Hence I believe dwellers doesn't collocate that commonly with names, like that in the OP's example.

citizen is found in the Ngram search and is valid, as also described:

  1. COUNTABLE NOUN B2 The citizens of a town or city are the people who live there. ...the citizens of Buenos Aires.

The other 3 nouns are quite clearly valid.

For city, all 3 collocations are used.

For apartment, inhabitants is not found in Ngram but is found in a separate search and is hence valid.


Typically "citizens" relates to legal rights, but "residents" refers to the place you live. When I lived abroad, I was a resident of Tokyo and Japan, but not a citizen. It is probably easiest to talk about "residents" of a city, and "citizens" of a state, but there will be a fair amount of variation, with various degrees of precision. An immigration lawyer will use language differently from an English teacher.

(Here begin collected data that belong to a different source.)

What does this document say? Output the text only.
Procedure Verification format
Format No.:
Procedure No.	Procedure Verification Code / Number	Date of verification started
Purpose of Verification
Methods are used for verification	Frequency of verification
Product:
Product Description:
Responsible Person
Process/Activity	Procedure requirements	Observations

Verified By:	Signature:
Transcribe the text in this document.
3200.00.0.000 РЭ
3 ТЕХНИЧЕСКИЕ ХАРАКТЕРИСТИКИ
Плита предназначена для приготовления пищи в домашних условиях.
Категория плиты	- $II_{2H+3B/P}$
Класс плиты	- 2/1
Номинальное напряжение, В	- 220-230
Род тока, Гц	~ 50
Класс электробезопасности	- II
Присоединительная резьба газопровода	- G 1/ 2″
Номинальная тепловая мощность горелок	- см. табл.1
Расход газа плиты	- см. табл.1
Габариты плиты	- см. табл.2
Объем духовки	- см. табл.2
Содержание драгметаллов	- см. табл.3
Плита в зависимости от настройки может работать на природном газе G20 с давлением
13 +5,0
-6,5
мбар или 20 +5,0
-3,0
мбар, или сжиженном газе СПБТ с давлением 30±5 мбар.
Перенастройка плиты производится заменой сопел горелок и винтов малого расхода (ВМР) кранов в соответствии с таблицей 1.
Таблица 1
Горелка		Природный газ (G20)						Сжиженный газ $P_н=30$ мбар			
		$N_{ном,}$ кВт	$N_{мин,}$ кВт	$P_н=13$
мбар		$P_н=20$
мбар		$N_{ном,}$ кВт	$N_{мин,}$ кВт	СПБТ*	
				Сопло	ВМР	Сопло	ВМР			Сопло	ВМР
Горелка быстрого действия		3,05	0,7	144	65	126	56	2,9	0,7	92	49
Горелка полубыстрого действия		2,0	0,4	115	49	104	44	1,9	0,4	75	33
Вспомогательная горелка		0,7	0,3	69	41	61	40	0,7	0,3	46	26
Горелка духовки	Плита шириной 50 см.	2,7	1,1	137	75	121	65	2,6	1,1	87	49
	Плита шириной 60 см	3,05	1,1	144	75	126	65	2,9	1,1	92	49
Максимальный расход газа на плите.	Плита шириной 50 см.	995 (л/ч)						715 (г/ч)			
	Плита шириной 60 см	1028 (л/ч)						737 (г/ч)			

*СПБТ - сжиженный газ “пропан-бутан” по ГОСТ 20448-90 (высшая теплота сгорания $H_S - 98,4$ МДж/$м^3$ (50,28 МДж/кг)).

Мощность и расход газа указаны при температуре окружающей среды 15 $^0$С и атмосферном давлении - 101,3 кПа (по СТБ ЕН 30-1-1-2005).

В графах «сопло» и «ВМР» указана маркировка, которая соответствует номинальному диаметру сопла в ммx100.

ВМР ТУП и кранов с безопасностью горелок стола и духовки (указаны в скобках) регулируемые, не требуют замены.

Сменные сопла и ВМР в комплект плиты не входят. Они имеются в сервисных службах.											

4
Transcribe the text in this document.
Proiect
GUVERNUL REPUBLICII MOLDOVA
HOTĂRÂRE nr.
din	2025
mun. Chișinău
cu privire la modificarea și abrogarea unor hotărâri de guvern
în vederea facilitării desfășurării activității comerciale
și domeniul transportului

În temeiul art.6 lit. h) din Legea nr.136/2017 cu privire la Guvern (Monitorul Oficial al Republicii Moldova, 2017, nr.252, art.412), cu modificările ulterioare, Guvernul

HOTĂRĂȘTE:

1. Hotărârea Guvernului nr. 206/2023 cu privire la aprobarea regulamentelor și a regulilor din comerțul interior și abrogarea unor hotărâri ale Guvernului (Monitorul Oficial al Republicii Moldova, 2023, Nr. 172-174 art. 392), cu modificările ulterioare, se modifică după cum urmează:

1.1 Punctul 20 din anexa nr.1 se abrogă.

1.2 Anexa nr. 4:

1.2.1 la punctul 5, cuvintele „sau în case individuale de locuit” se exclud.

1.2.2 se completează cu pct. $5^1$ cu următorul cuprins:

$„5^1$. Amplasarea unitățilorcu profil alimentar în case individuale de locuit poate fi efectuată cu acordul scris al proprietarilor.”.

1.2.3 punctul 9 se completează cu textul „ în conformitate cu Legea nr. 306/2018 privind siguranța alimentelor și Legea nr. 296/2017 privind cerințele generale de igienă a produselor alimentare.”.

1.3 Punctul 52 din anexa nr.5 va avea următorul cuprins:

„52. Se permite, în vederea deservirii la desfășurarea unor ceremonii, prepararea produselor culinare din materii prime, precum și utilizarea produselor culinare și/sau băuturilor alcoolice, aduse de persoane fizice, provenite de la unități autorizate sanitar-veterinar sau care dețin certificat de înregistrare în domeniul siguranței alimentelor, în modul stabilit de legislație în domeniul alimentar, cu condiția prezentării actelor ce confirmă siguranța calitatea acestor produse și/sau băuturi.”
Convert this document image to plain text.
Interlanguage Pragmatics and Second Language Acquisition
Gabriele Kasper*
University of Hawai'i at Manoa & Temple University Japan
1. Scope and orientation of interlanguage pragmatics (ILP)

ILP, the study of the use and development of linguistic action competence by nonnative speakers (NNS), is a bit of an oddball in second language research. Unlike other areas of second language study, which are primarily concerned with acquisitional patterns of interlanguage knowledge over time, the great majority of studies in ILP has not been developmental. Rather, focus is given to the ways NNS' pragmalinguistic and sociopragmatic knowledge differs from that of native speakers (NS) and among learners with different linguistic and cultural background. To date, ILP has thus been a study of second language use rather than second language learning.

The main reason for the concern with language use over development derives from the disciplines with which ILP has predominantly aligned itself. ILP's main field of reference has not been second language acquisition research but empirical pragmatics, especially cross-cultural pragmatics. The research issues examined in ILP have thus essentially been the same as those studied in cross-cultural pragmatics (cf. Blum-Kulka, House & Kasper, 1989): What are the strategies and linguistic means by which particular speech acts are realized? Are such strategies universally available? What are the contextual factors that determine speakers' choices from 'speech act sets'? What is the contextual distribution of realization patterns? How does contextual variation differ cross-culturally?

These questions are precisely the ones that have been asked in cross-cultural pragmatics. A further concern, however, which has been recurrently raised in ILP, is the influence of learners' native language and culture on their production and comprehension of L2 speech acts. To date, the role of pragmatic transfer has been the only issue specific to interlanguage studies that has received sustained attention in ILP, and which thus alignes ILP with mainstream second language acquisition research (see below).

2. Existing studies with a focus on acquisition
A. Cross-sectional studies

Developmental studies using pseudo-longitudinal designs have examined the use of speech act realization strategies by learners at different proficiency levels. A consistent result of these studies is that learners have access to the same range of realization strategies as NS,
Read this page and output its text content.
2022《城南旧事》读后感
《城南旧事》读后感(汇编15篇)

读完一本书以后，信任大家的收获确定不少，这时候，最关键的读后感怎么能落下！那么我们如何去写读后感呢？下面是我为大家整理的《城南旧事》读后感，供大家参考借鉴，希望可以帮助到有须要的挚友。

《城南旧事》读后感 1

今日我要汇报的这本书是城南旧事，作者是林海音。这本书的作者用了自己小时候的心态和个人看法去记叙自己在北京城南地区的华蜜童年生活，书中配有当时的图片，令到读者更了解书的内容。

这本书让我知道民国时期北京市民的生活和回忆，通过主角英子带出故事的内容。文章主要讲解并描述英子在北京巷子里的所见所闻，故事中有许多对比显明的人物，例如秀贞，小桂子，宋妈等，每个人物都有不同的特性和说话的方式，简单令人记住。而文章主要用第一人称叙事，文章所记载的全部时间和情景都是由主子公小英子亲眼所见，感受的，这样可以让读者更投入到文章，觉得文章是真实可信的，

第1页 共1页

You can also use "population". You can use "dweller" for form compound nouns. It is slightly risky because if you say "an apartment dweller" you are talking about a type of person, suggesting that it can't change. That's not true (since a person could move from an apartment to a house).

With "apartments" (ie "flats") it is probably important to distinguish between the number and the proportion. So you could say "The population of Manchester is increasing. As the number of city residents increases, the number of people living in flats is also increasing, but the proportion of apartment dwellers in decreasing." As usual, think about your hypothesis. I quite like the phrasing "These data support the hypothesis that...."


city residents : people who are officially considered to have a permanent address in a particular city

Only city residents may apply for a library card.

That is, only people with a permanent address in city X may apply for a library card that can be used at any of the libraries in city X.

city dwellers : people who live in a city, as distinct from a suburb or rural area

City dwellers have access to public transportation, medical centers, and various forms of entertainment.

city inhabitants: That is not typically how we find the phrase. Far more often it is inhabitants of the city. It refers to those who reside there, as a group or en masse.

Inhabitants of the city had to be evacuated when the chemical plant exploded and a huge fire ensued, sending clouds of toxic fumes into the air.